Le tableau des Barbares

En l’an 9 ap. J.-C., sous le règne d’Octave Auguste, une alliance de tribus germaniques voit le jour pour affronter leur ennemi commun sous l’impulsion d’Arminius, un Chérusque ayant grandi à Rome et élevé au rang des equites1. C’est dans la forêt de Teutoburg que ces tribus défient Rome, passant au fil de l’épée trois légions commandées par le général Publius Quinctilius Varus. Tel est le sujet de la série allemande Barbares, créée par Andreas Heckmann, Arne Nolting et Jan Martin Scharf, produite par Gaumont et diffusée par Netflix, parfaite illustration du parti pris idéologique qui sous-tend actuellement les séries de Netflix, d’Amazon et de Disney.
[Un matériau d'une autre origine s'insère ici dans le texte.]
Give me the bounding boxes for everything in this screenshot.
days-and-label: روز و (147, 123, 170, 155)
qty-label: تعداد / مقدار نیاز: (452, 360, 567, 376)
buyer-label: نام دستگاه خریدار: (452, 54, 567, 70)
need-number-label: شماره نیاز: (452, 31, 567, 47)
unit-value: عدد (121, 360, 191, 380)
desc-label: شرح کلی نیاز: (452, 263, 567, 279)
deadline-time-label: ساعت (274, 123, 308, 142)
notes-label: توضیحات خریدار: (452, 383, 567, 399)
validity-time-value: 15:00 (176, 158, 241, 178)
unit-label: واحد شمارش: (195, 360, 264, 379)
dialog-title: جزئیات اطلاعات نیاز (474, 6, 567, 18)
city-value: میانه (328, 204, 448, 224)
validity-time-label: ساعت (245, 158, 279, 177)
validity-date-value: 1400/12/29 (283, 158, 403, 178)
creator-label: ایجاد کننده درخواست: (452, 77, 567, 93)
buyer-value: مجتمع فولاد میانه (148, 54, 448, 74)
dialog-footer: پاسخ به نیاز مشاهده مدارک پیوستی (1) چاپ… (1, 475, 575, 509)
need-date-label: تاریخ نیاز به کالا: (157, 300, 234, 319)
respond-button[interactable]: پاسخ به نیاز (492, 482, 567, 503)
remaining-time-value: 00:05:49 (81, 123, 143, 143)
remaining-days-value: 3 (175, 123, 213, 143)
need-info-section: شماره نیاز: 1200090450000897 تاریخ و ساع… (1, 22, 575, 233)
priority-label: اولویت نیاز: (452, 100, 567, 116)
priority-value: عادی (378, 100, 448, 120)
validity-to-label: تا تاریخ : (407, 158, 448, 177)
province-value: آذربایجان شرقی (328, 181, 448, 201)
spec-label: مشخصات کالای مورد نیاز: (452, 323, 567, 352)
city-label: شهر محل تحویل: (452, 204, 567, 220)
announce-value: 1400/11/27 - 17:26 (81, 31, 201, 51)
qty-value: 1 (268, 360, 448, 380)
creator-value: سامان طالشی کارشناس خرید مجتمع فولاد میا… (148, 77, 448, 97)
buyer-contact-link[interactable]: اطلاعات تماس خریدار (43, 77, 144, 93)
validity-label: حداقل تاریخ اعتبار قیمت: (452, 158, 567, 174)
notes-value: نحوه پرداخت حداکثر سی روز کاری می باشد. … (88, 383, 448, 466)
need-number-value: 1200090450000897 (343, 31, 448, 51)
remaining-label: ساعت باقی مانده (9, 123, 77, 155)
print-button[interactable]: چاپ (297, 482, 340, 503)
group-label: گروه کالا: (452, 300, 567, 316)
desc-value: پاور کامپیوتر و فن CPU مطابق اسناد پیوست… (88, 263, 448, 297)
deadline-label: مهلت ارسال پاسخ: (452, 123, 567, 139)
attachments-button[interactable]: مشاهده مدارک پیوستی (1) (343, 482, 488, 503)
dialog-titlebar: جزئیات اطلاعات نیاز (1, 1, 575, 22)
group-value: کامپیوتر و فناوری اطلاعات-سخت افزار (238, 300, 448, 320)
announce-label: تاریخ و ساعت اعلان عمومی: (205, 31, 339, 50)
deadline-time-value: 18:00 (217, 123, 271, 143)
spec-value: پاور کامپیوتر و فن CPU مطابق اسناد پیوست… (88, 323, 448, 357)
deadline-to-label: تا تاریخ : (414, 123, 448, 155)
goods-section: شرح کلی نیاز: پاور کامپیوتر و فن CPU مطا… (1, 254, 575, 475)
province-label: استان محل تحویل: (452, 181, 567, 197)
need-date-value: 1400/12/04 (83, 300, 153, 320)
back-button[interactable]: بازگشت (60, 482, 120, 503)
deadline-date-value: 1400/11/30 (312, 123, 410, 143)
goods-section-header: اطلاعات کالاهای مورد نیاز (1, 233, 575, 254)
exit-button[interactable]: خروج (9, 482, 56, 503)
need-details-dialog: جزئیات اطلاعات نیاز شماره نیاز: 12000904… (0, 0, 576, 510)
La plateforme Netflix est désormais bien connue pour sa promotion de la culture LGBT+ et sa défense des minorités, et plus largement pour être le fer de lance des idées progressistes. Tout au long de sa série Barbares, elle déploie sa palette idéologique et son fonds culturel, l’apologie du tribalisme.

Un parti pris d‘autant plus regrettable que, pour les nostalgiques des péplums, nombreux sont ceux qui attendaient avec impatience cette nouvelle série. En effet, depuis Gladiator en 2000, rares (ou ratées) furent les apparitions des légions romaines sur nos écrans. Lors de sa parution, la bande annonce de Barbares était pleine de promesses, avec tous les ingrédients pour plaire aux amateurs de batailles antiques. Malheureusement, la série ne les tient guère, ni dans la forme ni sur le fond historique. Elle n’échappe pas aux biais idéologiques de notre époque.

Le Germain triomphe, la série succombe !

La série de six épisodes a suscité de vives critiques dès sa sortie, notamment de la part du public allemand2. De nombreuses raisons expliquent cet accueil réservé. Elles ne sont pas seulement historiques.

Les acteurs manquent de charisme et peinent à incarner de manière crédible des hommes et des femmes de l’Antiquité. Les personnages principaux, Arminius et Folkwin Wolfspeer (joués respectivement par Laurence Rupp et David Shüttter), endossent difficilement la peau d’un Germain tel que nous pouvons nous l’imaginer. Il est normal qu’une série cherche des acteurs qui passent bien à l’écran. Cependant, une intrigue vaut aussi par la performance des acteurs. Or Arminius, visage sans expression, donne l’impression de réciter un texte. Son jeu non verbal ne laisse rien paraître du cheminement mental qui le conduit à trahir Rome. Ce manque de profondeur de l’equites laisse – probablement à dessein – plus de place à sa femme, qui est le personnage clé des six épisodes.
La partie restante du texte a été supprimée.